The NHS is not "ours"


I sit on Bradford's Health and Wellbeing Board. This observation is pretty much spot on:

Dear NHS worshippers, sorry to be a killjoy, but look, the NHS is not ‘yours’, and never has been. You have no control over it. You feel like you are in control when you spin your little toy wheel, but try steering the car in any direction other than the one where it is already heading, and see what happens. The ones who really drive the car are the political class and the medical establishment. ‘Democratic accountability’ is a mirage. All it really means is that healthcare managers answer to bureaucrats, who answer to other bureaucrats, who also answer to other bureaucrats, who, after some more detours, answer to some politician. That’s democratic accountability. Feel powerful now?

The result is that healthcare delivery planning becomes an academic exercise. Nobody sat round the table in Bradford - yours truly included - feels remotely challenged, let alone worried about the decisions we might make (assuming we actually make any). We won't be held to account for those choices. The same is true for the boards of Clinical Commissioning Groups, the senior management of Hospital Trusts or any of the many other 'pseudo-business' structures and systems of accountability that litter the NHS landscape.

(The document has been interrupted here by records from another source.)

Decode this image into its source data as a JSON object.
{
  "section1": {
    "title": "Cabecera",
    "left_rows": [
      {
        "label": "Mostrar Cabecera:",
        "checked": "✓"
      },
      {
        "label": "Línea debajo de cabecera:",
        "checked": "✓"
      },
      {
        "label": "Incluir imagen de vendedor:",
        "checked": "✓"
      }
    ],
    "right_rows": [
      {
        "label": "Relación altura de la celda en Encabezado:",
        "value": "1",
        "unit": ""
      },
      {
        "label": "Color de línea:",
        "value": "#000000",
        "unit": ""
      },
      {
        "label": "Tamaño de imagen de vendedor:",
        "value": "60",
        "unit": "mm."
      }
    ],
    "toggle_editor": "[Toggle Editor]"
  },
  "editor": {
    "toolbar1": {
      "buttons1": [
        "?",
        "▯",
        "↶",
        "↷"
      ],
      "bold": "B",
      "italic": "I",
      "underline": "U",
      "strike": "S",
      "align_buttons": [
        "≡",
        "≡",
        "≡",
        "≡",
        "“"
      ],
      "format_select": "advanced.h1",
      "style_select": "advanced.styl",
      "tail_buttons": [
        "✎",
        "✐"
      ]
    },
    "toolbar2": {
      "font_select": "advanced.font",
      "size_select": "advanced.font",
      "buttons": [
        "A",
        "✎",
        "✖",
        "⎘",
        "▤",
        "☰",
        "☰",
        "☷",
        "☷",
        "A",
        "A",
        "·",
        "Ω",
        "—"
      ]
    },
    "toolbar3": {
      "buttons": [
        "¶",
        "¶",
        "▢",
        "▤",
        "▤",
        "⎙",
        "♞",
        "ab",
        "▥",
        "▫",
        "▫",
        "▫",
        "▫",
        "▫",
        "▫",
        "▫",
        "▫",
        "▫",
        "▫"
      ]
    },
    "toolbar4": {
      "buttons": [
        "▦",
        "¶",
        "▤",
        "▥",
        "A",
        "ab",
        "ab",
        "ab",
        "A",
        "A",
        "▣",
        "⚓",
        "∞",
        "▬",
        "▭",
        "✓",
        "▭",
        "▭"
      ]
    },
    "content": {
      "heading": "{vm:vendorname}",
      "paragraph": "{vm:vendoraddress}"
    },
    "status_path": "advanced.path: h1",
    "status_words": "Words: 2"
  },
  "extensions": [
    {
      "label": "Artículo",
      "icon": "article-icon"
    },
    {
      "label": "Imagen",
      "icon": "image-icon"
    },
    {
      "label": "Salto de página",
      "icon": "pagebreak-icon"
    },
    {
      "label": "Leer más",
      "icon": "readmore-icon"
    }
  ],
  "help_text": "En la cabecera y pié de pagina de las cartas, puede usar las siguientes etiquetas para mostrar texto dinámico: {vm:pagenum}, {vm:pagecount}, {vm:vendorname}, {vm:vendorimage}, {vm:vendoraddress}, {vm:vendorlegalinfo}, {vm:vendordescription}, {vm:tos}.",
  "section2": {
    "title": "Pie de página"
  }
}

The result, of course, is that decisions are made very slowly. And when they are made the default is to indulge either the prejudice or the convenience of clinicians or managers. This doesn't mean every decision is wrong but it does mean that the organisation is deeply conservative preferring to sustain the structures, systems and operational principles developed for a paper-based (and smaller) 1950s NHS. It wouldn't surprise us if Sir Lancelott Spratt were to appear in the hospital corridor attended by clucking nurses and stressed looking junior doctors.

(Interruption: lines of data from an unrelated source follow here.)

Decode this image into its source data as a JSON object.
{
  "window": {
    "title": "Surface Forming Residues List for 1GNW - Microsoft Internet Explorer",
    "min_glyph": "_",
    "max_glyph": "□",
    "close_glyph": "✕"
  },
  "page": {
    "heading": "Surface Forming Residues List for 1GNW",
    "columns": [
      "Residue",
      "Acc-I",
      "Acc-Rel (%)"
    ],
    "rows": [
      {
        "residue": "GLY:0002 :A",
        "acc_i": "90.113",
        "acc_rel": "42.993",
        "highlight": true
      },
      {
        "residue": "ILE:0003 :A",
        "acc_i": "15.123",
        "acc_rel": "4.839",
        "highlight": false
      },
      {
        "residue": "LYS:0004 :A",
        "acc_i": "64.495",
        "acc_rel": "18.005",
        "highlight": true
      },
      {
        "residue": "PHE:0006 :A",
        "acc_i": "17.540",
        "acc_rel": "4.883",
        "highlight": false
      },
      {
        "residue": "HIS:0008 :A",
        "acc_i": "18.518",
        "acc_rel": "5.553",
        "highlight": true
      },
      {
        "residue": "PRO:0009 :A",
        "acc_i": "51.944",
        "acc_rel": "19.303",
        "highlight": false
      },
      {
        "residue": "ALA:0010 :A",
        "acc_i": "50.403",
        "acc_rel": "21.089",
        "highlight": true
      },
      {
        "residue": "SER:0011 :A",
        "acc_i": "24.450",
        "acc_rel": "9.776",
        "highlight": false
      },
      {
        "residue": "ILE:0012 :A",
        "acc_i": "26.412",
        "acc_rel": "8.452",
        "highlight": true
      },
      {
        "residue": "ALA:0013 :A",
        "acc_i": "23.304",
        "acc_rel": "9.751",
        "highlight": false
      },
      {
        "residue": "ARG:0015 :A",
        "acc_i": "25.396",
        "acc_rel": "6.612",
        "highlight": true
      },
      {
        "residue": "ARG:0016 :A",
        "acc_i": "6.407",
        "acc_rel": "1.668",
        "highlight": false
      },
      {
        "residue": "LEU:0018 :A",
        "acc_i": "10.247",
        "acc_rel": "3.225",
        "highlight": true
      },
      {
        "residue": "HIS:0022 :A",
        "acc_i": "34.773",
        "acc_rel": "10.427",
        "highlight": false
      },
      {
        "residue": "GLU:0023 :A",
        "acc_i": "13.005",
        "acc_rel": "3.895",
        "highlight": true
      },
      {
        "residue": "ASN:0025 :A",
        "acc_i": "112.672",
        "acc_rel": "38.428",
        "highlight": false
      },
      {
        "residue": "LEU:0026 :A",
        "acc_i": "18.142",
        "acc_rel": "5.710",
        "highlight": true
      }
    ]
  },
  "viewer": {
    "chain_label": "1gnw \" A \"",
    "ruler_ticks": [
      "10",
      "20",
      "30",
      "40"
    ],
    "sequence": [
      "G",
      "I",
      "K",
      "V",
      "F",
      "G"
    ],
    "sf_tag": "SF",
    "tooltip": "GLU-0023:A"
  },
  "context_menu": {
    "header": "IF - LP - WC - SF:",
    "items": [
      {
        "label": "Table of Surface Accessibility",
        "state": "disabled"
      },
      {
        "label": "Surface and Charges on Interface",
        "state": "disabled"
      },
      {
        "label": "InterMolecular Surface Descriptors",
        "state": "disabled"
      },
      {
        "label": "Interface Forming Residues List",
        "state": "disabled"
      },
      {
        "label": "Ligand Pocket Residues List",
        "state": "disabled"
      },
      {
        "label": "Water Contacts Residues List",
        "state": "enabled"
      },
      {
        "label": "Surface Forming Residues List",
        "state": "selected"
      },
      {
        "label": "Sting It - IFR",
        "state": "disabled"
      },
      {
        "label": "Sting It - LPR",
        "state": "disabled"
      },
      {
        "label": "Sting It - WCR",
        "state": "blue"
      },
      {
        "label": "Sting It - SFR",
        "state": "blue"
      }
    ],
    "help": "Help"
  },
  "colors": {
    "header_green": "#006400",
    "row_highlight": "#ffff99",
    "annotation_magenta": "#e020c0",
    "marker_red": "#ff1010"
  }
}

The problem isn't fat cat salaries or a glut of managers but rather than the managers getting those salaries aren't accountable for the decisions they make. So long, of course, as those decisions are made within the comfort zone of the NHS system. As a result, when really hard decisions have to be taken - closing a hospital, moving a specialist unit - they are made in a manner that absolves management from any negative consequences. Or not made at all.

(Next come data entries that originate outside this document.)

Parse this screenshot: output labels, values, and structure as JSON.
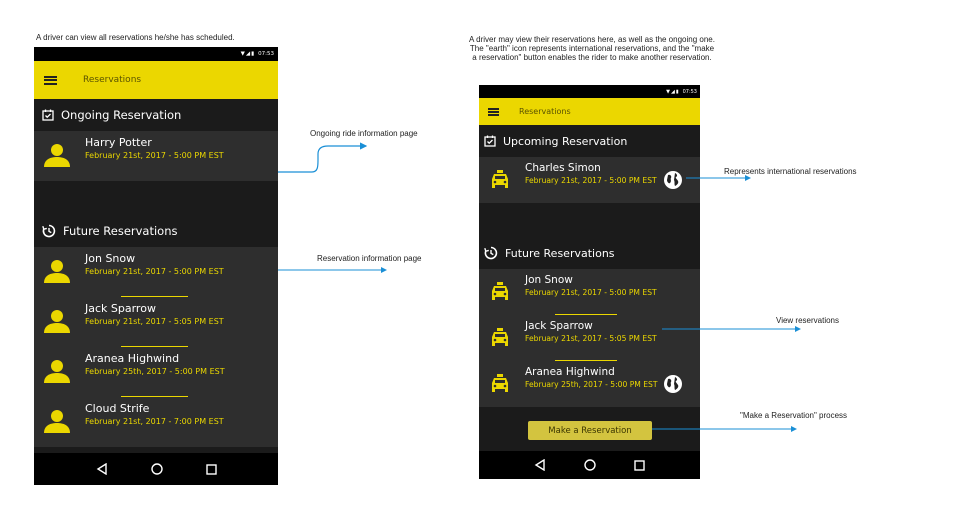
{
  "captions": {
    "left": "A driver can view all reservations he/she has scheduled.",
    "right": "A driver may view their reservations here, as well as the ongoing one. The \"earth\" icon represents international reservations, and the \"make a reservation\" button enables the rider to make another reservation."
  },
  "phone_a": {
    "time": "07:53",
    "title": "Reservations",
    "ongoing_header": "Ongoing Reservation",
    "ongoing": {
      "name": "Harry Potter",
      "date": "February 21st, 2017 - 5:00 PM EST"
    },
    "future_header": "Future Reservations",
    "future": [
      {
        "name": "Jon Snow",
        "date": "February 21st, 2017 - 5:00 PM EST"
      },
      {
        "name": "Jack Sparrow",
        "date": "February 21st, 2017 - 5:05 PM EST"
      },
      {
        "name": "Aranea Highwind",
        "date": "February 25th, 2017 - 5:00 PM EST"
      },
      {
        "name": "Cloud Strife",
        "date": "February 21st, 2017 - 7:00 PM EST"
      }
    ]
  },
  "phone_b": {
    "time": "07:53",
    "title": "Reservations",
    "upcoming_header": "Upcoming Reservation",
    "upcoming": {
      "name": "Charles Simon",
      "date": "February 21st, 2017 - 5:00 PM EST",
      "international": true
    },
    "future_header": "Future Reservations",
    "future": [
      {
        "name": "Jon Snow",
        "date": "February 21st, 2017 - 5:00 PM EST",
        "international": false
      },
      {
        "name": "Jack Sparrow",
        "date": "February 21st, 2017 - 5:05 PM EST",
        "international": false
      },
      {
        "name": "Aranea Highwind",
        "date": "February 25th, 2017 - 5:00 PM EST",
        "international": true
      }
    ],
    "button": "Make a Reservation"
  },
  "annotations": {
    "ongoing": "Ongoing ride information page",
    "reservation": "Reservation information page",
    "international": "Represents international reservations",
    "view": "View reservations",
    "make": "\"Make a Reservation\" process"
  },
  "colors": {
    "accent": "#ebd700",
    "background": "#1b1b1b",
    "row": "#2e2e2e",
    "connector": "#1a8fd6"
  },
  "icons": [
    "calendar-check-icon",
    "history-icon",
    "person-icon",
    "taxi-icon",
    "globe-icon",
    "menu-icon",
    "back-icon",
    "home-icon",
    "recents-icon",
    "wifi-icon",
    "signal-icon",
    "battery-icon"
  ]
}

Right now the NHS is busy talking up its financial problems. It has run a deficit (one that's slightly less than 1% of its budget but a deficit nonetheless). Senior managers and 'clinical leaders' are talking sternly about burning platforms, which apparently is jargon for a financially-mismanaged hospital rather than the consequence of an explosion at an off-shore oil well. And endless reams of unintelligible documentation clog up the in-boxes of those who perhaps have to make a decision at some point. These don't talk about what we actually need to have to deliver a great health system but instead consider "whole system thinking" and "effective governance". Then we're asked what a "remodelled system" would involve without having any coherent picture of the current system.

That the NHS delivers for most of us most of the time is a credit to the front line staff - those doctors, nurses and so forth that we think of as "Our NHS". But beyond this front there is an impenetrable jungle of non-accountability - that bureaucratic paperchase described in the quotation above. The primary purpose of that bureaucracy is to ensure that the 'whole system' is accountable meaning. of course, that no individual is accountable when things go badly wrong. In truth system accountability means there is no accountability.